Fünf Jahrzehnte Wahlen in der Bundesrepublik: Stabilität und Wandel

VI. Trends bei Frauen und Männern und in Altersgruppen

1. Frauen und Männer: Angleichung im Wahlverhalten



Wem Männer und wem Frauen ihre Stimmen geben, hat die Gemüter immer bewegt, seit auch die Frauen wählen dürfen. In der Weimarer und den ersten Jahren der Bonner Republik hat es in der Tat erhebliche Unterschiede im Wahlverhalten gegeben.
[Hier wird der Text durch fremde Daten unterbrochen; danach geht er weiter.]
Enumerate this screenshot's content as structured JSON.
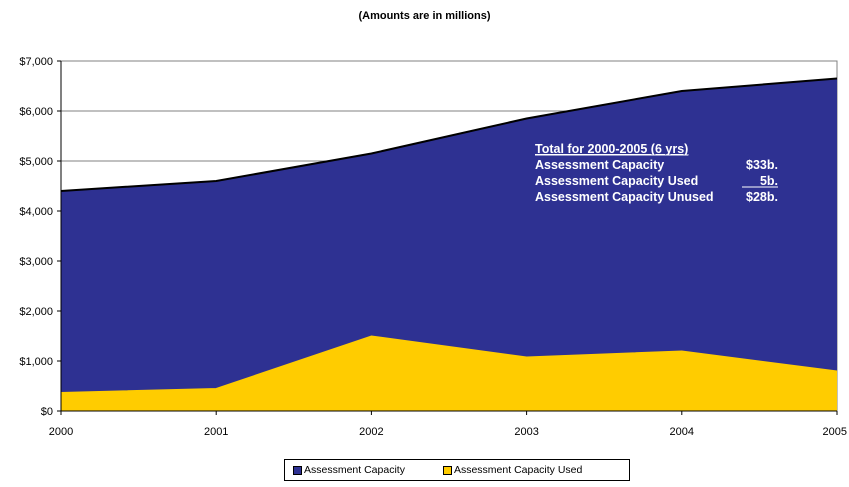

Frauen tendierten eher zu den gemäßigten, konservativen und christlichen Parteien; die Radikalen zur Linken und zur Rechten fanden bei ihnen wenig Anklang.

Im Rückblick auf die Wahlgeschichte der Bundesrepublik fällt auf, dass in den letzten 30 Jahren die beiden großen Parteien sich in etwa dem gleichen Maße auf beide Geschlechter stützen können. Während bis zum Jahre 1969 die Union bei allen Bundestagswahlen von den Frauen um rund neun bis zehn Punkte mehr Stimmen erhielt als von den Männern (und die SPD von den Männern um rund fünf bis acht Punkte mehr Stimmen als von den Frauen), gab es im Abstimmungsverhalten der Geschlechter 1972 eine weitgehende und seit 1976 eine völlige Angleichung. Das hatte mit den sozio-ökonomischen Veränderungen zu tun, die in Abschnitt II beschrieben sind: Rückgang der Zahl der kirchlich Gebundenen (vor allem Frauen) auf der einen, der Arbeiterschaft (vor allem Männer) auf der anderen Seite. Aber auch die veränderten beruflichen und gesellschaftlichen Orientierungen von Frauen spielten eine Rolle.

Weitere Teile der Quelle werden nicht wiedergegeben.